Aedion snapped his eyes up from the generous swells of her breasts. “Sorry.”

But the shifter somehow saw the thoughts churning in his head. “You think this won’t work?”

“I think there are plenty of valuable things on this island—why would Rolfe bother to go after this?” Storms, enemies, and treasure—that was what the map showed. And since he and Lysandra were not the first two … only one, it seemed, would be able to appear on that map inked on Rolfe’s hands.

“Rowan claimed Rolfe would find the amulet interesting enough to go after it.”

“Rowan and Aelin have a tendency to say one thing and mean something else entirely.” Aedion heaved a breath through his nose. “We’ve already been here an hour.”

She arched an auburn brow. “Do you have somewhere else to be?”

“You’re tired.”

“We’re all tired,” she said sharply.

He shut his mouth, not wanting his head ripped off just yet.

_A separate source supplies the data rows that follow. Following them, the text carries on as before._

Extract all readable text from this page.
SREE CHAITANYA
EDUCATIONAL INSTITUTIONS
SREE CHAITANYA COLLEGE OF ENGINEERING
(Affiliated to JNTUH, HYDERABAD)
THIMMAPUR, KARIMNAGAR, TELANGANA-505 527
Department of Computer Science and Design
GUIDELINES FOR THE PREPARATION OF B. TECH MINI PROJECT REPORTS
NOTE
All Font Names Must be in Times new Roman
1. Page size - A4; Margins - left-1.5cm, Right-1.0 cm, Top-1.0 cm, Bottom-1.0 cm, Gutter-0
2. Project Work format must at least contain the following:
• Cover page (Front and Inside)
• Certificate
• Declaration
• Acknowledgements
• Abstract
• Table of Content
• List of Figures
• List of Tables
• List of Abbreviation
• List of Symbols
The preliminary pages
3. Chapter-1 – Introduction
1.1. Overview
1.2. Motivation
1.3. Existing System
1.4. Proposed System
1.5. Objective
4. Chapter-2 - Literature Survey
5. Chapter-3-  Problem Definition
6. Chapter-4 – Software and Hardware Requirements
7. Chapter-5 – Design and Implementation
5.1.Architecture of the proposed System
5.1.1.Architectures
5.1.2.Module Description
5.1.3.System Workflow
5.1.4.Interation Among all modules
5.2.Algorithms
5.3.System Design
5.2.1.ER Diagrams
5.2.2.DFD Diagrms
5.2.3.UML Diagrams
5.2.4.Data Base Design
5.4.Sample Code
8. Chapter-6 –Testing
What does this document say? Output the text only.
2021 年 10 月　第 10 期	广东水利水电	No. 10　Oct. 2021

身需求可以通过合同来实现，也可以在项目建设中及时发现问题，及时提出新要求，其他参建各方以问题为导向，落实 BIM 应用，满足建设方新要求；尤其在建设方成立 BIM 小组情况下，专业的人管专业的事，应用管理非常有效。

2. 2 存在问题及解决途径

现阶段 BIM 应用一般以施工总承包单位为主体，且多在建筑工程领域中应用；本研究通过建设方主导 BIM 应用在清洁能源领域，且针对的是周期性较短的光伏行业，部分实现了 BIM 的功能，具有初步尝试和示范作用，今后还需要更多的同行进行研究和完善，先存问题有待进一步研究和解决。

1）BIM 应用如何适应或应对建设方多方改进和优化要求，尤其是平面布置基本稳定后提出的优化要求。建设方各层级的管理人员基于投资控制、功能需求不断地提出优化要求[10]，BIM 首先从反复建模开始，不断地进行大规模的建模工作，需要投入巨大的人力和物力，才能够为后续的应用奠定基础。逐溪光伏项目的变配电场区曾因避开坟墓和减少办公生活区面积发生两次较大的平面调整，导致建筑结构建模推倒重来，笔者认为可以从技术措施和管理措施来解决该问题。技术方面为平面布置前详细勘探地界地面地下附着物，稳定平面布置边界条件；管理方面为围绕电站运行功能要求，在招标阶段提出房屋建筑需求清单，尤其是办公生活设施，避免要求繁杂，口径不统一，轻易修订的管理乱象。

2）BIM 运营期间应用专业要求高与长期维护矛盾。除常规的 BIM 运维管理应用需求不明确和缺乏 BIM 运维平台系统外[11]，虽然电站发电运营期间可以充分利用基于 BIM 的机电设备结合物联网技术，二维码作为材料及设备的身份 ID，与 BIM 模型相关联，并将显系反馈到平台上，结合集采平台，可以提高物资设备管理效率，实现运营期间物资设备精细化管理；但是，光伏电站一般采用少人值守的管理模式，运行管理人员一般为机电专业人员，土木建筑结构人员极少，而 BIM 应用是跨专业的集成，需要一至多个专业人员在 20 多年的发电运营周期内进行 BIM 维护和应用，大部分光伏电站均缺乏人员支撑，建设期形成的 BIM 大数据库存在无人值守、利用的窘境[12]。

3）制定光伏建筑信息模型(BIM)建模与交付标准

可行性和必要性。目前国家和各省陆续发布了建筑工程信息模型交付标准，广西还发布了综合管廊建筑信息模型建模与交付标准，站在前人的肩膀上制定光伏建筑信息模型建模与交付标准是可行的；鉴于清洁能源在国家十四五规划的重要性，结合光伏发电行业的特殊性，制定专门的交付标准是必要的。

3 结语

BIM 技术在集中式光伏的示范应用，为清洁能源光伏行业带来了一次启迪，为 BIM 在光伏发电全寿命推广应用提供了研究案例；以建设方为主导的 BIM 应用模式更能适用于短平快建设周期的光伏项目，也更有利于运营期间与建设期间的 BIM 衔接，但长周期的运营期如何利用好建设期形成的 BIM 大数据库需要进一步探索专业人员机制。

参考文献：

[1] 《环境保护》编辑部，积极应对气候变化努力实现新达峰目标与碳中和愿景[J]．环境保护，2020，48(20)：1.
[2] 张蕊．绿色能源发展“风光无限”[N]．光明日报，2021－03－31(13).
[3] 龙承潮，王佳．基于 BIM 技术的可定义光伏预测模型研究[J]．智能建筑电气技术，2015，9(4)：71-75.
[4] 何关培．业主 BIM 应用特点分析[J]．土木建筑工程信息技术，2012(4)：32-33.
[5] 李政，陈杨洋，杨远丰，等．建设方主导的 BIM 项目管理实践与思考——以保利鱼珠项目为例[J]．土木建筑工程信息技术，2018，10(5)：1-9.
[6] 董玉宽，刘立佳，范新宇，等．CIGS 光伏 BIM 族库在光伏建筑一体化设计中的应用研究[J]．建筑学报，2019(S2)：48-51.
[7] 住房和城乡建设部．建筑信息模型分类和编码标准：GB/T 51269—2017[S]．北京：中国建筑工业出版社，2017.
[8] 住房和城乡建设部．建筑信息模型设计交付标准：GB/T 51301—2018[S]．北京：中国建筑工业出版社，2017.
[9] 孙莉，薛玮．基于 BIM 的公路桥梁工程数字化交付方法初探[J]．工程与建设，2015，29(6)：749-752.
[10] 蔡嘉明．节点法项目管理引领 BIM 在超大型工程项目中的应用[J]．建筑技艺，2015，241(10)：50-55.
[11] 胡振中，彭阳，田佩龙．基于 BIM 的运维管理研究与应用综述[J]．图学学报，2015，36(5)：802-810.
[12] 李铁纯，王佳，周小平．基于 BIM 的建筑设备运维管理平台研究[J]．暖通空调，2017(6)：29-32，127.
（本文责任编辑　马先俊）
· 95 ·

Each shift took something out of Lysandra. The bigger the change, the bigger the animal, the steeper the cost. Aedion had witnessed her morph from butterfly to bumblebee to hummingbird to bat within the span of a few minutes. But going from human to ghost leopard to bear or elk or horse, she’d once demonstrated, took longer between shifts, the magic having to draw up the strength to become that size, to fill the body with all its inherent power.

Casual footsteps sounded, accented by a two-note whistle. Lysandra’s breath brushed against his jaw at the sound. Aedion, however, stiffened slightly as those steps grew closer, and he found himself staring at the son of his great enemy. King, now.

But still a face he’d hated, sneered at, debated cutting into tiny pieces for many, many years. A face he’d seen drunk out of his mind at parties mere seasons ago; a face he’d seen buried against the necks of women whose names he’d never bothered to learn; a face that had taunted him in that dungeon cell.

That face was now hooded, and for all the world, he looked like he was here to inquire about Lysandra’s services—once Aedion had finished with her. The general clenched his teeth. “What?”

Dorian looked over Lysandra, as if surveying the goods, and Aedion fought the urge to bristle. “Rowan sent me to see if you had any developments.” The prince and Aelin were back at the inn, drinking in the dining room—where all of Rolfe’s spying eyes might see and report them. Dorian blinked at the shifter, starting. “And gods above—you really can take on any human form.”